LB --> RateLimit[Token Bucket Limiter]
RateLimit --> HashRing[Consistent Hash Ring]
HashRing -->|Select Node| Forward[Hyper 1.0 Proxy]
end
subgraph "Backend Services"
Forward -->|HTTP| S1[Service 8081]
Forward -->|HTTP| S2[Service 8082]
Forward -->|HTTP| S3[Service 8083]
end
subgraph "Observability"
Prometheus -->|Scrape /metrics| LB
Grafana -->|Query| Prometheus
end
Health[Health Monitor] -.->|Probe| S1
Health -.->|Probe| S2
Health -.->|Probe| S3
Diagram renders natively on GitHub.
- Consistent Hashing vs. Round Robin: I chose Consistent Hashing to ensure cache locality. In a distributed system, if one node dies, Round Robin would reshuffle all keys. Consistent Hashing only reshuffles
1/Nkeys, preventing cache stampedes. - Passive Circuit Breaking: Instead of a complex state machine (Open/Half-Open), I implemented a passive system where the Health Monitor acts as the source of truth for the Hash Ring. This simplifies the logic while maintaining resilience.

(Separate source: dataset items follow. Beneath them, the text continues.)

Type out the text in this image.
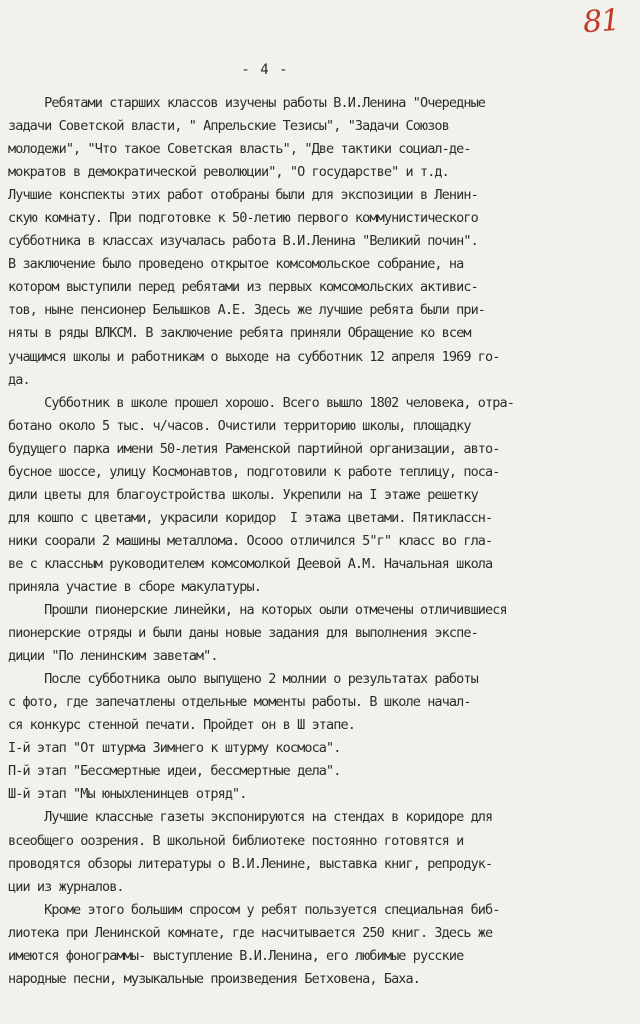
81
- 4 -
Ребятами старших классов изучены работы В.И.Ленина "Очередные
задачи Советской власти, " Апрельские Тезисы", "Задачи Союзов
молодежи", "Что такое Советская власть", "Две тактики социал-де-
мократов в демократической революции", "О государстве" и т.д.
Лучшие конспекты этих работ отобраны были для экспозиции в Ленин-
скую комнату. При подготовке к 50-летию первого коммунистического
субботника в классах изучалась работа В.И.Ленина "Великий почин".
В заключение было проведено открытое комсомольское собрание, на
котором выступили перед ребятами из первых комсомольских активис-
тов, ныне пенсионер Белышков А.Е. Здесь же лучшие ребята были при-
няты в ряды ВЛКСМ. В заключение ребята приняли Обращение ко всем
учащимся школы и работникам о выходе на субботник 12 апреля 1969 го-
да.
Субботник в школе прошел хорошо. Всего вышло 1802 человека, отра-
ботано около 5 тыс. ч/часов. Очистили территорию школы, площадку
будущего парка имени 50-летия Раменской партийной организации, авто-
бусное шоссе, улицу Космонавтов, подготовили к работе теплицу, поса-
дили цветы для благоустройства школы. Укрепили на I этаже решетку
для кошпо с цветами, украсили коридор  I этажа цветами. Пятиклассн-
ники соорали 2 машины металлома. Осооо отличился 5"г" класс во гла-
ве с классным руководителем комсомолкой Деевой А.М. Начальная школа
приняла участие в сборе макулатуры.
Прошли пионерские линейки, на которых оыли отмечены отличившиеся
пионерские отряды и были даны новые задания для выполнения экспе-
диции "По ленинским заветам".
После субботника оыло выпущено 2 молнии о результатах работы
с фото, где запечатлены отдельные моменты работы. В школе начал-
ся конкурс стенной печати. Пройдет он в Ш этапе.
I-й этап "От штурма Зимнего к штурму космоса".
П-й этап "Бессмертные идеи, бессмертные дела".
Ш-й этап "Мы юныхленинцев отряд".
Лучшие классные газеты экспонируются на стендах в коридоре для
всеобщего оозрения. В школьной библиотеке постоянно готовятся и
проводятся обзоры литературы о В.И.Ленине, выставка книг, репродук-
ции из журналов.
Кроме этого большим спросом у ребят пользуется специальная биб-
лиотека при Ленинской комнате, где насчитывается 250 книг. Здесь же
имеются фонограммы- выступление В.И.Ленина, его любимые русские
народные песни, музыкальные произведения Бетховена, Баха.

- Labeled Metrics: Instead of structured logging for every request (which is expensive), I used labeled Prometheus metrics to track latency and error rates per-backend in real-time.
- Rust (Cargo)
- Docker (for Grafana/Prometheus)
Start Prometheus and Grafana automatically:
docker-compose up -d
- Grafana: http://localhost:3001 (User: admin / Pass: admin)
- Prometheus: http://localhost:9091
# Run with info logs enabled
RUST_LOG=info cargo run --bin lb
You can use curl to send traffic. The LB listens on port 3000.
curl [http://127.0.0.1:3000](http://127.0.0.1:3000)
To prove the Graceful Shutdown capability (ensuring no users are disconnected during a deployment):
Note: The slow backend used in this test is an external test harness and is intentionally not part of this repository.
(e.g., any HTTP server that sleeps for several seconds before responding)
curl http://127.0.0.1:3000Immediately hit Ctrl+C in the Rust terminal.
The load balancer will log:
🛑 Graceful shutdown...
It will wait for the in-flight request to finish, and the client will successfully receive:
I survived the shutdown! 🎉
The Load Balancer exposes standard SRE metrics at /metrics:
| Metric Name | Type | Description |
|---|---|---|
requests_total |
Counter | Total requests routed per backend |
requests_dropped_total |
Counter | Requests blocked by Rate Limiter |
active_connections |
Gauge | Current in-flight requests |
request_duration_seconds |
Histogram | Request latency distribution (P50–P99 via PromQL) |
This project focuses on infrastructure correctness and observability, not feature breadth.
Intentionally out of scope:
- TLS termination
- HTTP/2 / gRPC
- Dynamic config reload
- Full circuit breaker state machines
These tradeoffs keep the codebase small, auditable, and focused on SRE fundamentals.